Hello everybody,
I have a problem to open a hdf5 file with h5py (using h5py-2.2.1) containing variable length strings when the file is created on a x86 cluster (little endian) and read on a power cluster (big endian).
I do not have any issue with fixed length strings.
I can read and write a file with h5py containing variable length strings if I read it using the same system I used to create the file. I have this error when I try to read the power file on the x86 cluster and the x86 file on the power cluster :
Failed to find converter for 8 -> PYTHON:OBJECT
I am able to dump the info from the files using h5dum without any problem (any cluster can dump the info from both files without any issue).
Comparing the byte information (the files have exactly the same size), only a few bytes are different between the 2 files. I was wondering if one of this byte was referring to the endianness of the file which could impact how the length of the strings are stored.

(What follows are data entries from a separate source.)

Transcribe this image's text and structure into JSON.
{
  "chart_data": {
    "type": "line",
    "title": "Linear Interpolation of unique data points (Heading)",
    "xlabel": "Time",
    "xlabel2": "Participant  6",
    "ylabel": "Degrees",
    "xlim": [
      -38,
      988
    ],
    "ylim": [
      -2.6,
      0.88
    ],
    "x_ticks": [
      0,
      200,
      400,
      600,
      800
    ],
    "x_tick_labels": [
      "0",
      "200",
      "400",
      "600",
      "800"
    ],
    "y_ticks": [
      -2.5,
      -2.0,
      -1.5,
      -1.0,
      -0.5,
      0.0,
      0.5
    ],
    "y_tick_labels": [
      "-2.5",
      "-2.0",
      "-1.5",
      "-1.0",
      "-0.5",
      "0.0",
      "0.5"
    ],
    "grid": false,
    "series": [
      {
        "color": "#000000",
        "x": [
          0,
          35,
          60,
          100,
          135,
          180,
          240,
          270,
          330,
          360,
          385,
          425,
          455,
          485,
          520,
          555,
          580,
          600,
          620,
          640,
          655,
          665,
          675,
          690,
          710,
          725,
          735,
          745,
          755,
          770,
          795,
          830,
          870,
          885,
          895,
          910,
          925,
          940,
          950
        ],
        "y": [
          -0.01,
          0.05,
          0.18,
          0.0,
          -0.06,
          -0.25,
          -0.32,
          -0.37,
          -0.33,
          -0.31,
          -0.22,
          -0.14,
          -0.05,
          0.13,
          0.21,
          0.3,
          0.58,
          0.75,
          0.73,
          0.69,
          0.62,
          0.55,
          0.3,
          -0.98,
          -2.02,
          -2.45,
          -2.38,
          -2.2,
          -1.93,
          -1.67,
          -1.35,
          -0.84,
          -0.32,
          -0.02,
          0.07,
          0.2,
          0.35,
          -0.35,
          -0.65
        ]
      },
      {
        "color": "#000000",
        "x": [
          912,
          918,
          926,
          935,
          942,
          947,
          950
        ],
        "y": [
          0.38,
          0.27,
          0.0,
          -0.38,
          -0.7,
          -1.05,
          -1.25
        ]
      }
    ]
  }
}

Here is the code I used to read and then write the file on both systems :
To write :
import h5py
file = h5py.File('vlstring_p7.h5','w')
str_type = h5py.new_vlen(str)
dataset = file.create_dataset("DSvariable",(4000,), dtype=str_type)
data=()
for i in range(1000):
data += ("Parting", " is such", " sweet", " sorrow...")
dataset[...] = data
file.close()
To read:
import h5py
file = h5py.File('vlstring_p7.h5', 'r')
dataset = file['DSvariable']
data_out = dataset[...]
for i in range(4):
print "DSvariable[",i,"]", "'"+data_out[i]+"'", "has length", len(data_out[i])
print data_out
file.close()I have joined the 2 files, one produced on a power7 cluster the other on a x86 cluster.
Thank you for your help,
Cheers,
Bertrand